I’ve seen so many people who are radically different from what I saw them two years ago; others that remain the same and seeing those two extremes has confirmed that everyone is the result of their own decisions more than they are victims of fate.
I’ve said it before, everything is new and yet strangely familiar, as if coming back has proved to be a tabula rasa that erased the past and gives me the opportunity to start again, sometimes with the tiniest things. Yesterday, my mother needed to go to the market after the gym and I ended up going with her, something I would have never done before. The experience was not unpleasant and I can almost say I enjoyed it, eating fruit and drinking coconut milk while my mother shopped. I still had in mind images of the market when I was very little and my parents forced my brother and me to go with them: a muddy and messy place, with fruits and vegetables scattered all over, men harassing me and an annoying host saying stupid things through a loudspeaker. Instead, the place was paved, each seller was in their assigned spot, no one bothered me and luckily the host doesn’t work on Fridays. I would love to take pictures because markets are those places you have to get to know when you’re visiting a city, but my years in exile have not made me forget that here you shouldn’t parade cameras anywhere. In any case I was fascinated because I can now compare it to other markets I’ve seen and this one is not so bad after all.
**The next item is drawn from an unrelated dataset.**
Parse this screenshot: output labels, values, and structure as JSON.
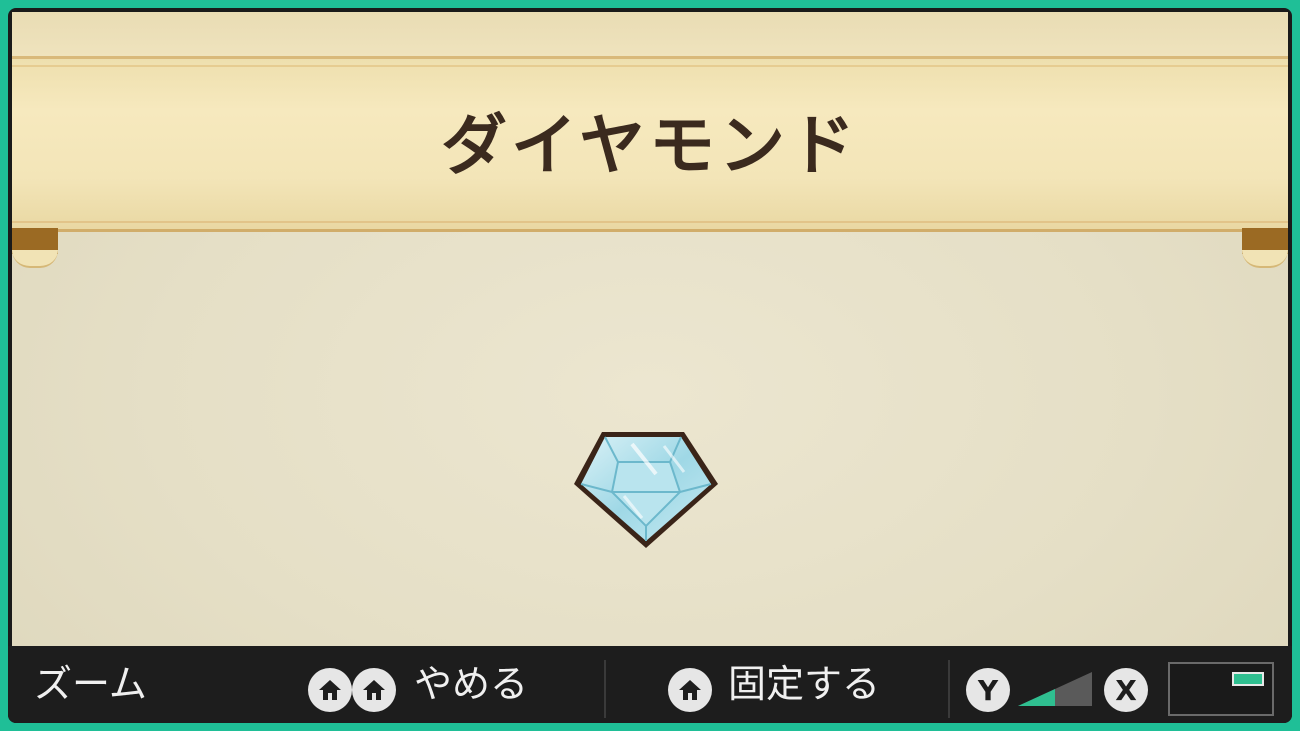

Driving in this town has been somewhat of a challenge because you have to get used to the lack of rules or, in other words, to no one abiding to them. However, this is not an exclusive trait of our country and I would be lying if I said that everywhere else people drive calmly and respectfully. I had forgotten the impression caused by seeing so much poor people begging, washing car windows or selling things in the streets, but I realize that poor people here don’t just sit on the street with their three big dogs and signs with “I’m hungry” written on them, just waiting for someone to give them money. Or worse, like that guy I saw in Sainte-Catherine Street just before I came back, who had a sign in which he asked for money for drugs, alcohol and loose women, as if he thought honesty would make him deserve some sort of compassion.
I feel strange, but it was like that before I left, it was like that when I was in France and a lot of time may pass before I find somewhere I can feel entirely comfortable, so external things cannot determine my well-being. The waves of sadness that sometimes show up are for other things, not because of Honduras. So I’ll enjoy this place like the exotic country it seems for now and I’ll laugh at the recurrent déjà-vus and known things already forgotten that appear every day.